THE IMPLOSION of African Bank Investments Limited (Abil) has been a disaster long waiting to happen. That it comes so soon after the bank had raised hopes about a turnaround goes to show how out of touch with reality its management has been.
Nowhere in the world can you keep lending money to anybody with a pulse and expect to continue thinking it is business as usual.
Abil represents all that can go wrong with unchecked lending. Nobody is saying low-tier borrowers do not deserve to be served but Abil’s aggressive tactics have clearly been a bridge too far. The bank ought to have known the risks involved.

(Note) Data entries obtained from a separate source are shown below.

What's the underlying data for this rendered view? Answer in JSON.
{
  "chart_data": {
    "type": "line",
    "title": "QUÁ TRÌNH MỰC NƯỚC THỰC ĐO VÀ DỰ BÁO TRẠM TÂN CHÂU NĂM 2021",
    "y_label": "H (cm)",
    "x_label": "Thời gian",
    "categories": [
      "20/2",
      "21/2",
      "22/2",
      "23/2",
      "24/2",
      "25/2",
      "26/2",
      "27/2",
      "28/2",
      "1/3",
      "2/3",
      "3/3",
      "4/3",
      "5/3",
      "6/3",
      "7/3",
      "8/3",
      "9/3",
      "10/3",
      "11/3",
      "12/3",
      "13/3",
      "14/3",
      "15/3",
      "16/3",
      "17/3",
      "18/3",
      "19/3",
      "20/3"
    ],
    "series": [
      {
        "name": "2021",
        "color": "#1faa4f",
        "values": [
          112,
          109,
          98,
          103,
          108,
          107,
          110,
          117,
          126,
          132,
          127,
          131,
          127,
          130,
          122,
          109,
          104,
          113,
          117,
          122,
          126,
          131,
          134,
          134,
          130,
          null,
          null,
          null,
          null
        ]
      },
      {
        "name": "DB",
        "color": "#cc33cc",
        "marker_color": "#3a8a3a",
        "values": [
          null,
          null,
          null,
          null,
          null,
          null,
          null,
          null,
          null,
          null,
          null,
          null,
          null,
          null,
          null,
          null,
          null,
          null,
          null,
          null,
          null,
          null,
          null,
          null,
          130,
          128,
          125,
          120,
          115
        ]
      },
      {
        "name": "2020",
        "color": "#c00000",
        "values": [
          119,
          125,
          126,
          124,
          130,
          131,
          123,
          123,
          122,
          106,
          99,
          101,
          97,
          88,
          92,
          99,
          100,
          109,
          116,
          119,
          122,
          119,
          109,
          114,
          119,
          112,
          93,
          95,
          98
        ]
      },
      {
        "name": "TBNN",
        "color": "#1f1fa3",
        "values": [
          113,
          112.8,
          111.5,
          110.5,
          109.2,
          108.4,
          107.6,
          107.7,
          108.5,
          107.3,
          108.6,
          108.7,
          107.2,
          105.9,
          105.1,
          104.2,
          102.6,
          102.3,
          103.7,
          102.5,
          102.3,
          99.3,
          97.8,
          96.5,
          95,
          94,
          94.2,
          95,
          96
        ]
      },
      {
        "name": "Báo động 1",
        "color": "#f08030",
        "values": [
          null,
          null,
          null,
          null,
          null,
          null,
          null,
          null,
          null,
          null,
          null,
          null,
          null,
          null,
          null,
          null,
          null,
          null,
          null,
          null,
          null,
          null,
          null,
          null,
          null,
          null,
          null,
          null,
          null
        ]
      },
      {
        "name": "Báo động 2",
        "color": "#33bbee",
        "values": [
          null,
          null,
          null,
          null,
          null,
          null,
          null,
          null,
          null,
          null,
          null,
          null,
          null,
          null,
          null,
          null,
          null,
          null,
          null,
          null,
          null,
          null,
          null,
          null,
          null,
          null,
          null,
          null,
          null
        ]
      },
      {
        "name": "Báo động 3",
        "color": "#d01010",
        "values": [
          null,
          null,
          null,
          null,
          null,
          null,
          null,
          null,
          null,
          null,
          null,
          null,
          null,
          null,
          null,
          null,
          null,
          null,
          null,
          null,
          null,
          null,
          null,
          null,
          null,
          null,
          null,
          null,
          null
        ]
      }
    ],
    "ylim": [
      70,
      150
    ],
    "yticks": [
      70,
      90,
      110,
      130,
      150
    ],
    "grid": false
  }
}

Although we are unlikely to see a run on Abil, its demise will serve to further entrench persistent suspicion about banking in general – and that is because people are well aware of the damage wrought by reckless banking practices back in 2008 and 2009 in the US and in Europe.
South Africa, with its strong and tightly regulated banking sector, sailed through the global banking storm unscathed but that did not mean that its banking industry was therefore exceptional.
Just as anywhere else, there will always be those who would push their luck by taking on excessive risk or, in other words, playing with other people’s money. The lesson for Abil is simple: though it could run, it thought it could also hide. Its management knew this, as did the South African regulators.
The question arising from this saga is this: why did the regulators not act on Abil when all the toxic telltale signs of trouble were there for all to see? From the mining strikes to a moribund economy, there was just enough evidence suggesting that sooner rather than later, some of the 3.2 million people who relied on Abil for loans would struggle to pay up.
In the end, the dumping of Abil’s stock all of last week, which saw more than R7 billion of the bank’s market value wiped off over a 48-hour period, had to prompt the Reserve Bank, which regulates the commercial banks, to act.
At a hastily convened press conference yesterday, governor Gill Marcus tried to reassure Abil customers that their money was safe and she announced that the bank had been placed under curatorship.
In simple speak: Abil, which saw its founder and chief executive Leon Kirkinis jump ship last week, has finally hit the iceberg, and thus the curator’s task is to ensure that it does not take on excessive water so he can steer it into the port of safety.
That port of safety will most possibly involve jettisoning Abil’s bad loan book so that one of the major banks can take on the healthier part of its debt book.
And what about Abil’s bondholders? They will most possibly have to take the proverbial “hair cut” as the Reserve Bank now works to shore up the lender and help it raise the requisite funding, which unfortunately will not come cheap.
The lesson for South Africa from the Abil episode is that we must never assume that we are an exception. The market is always ready to remind us of this at each and every turn. At a macro level, Abil’s woes signify the sorry state of the baseline consumer: living large but on the edge.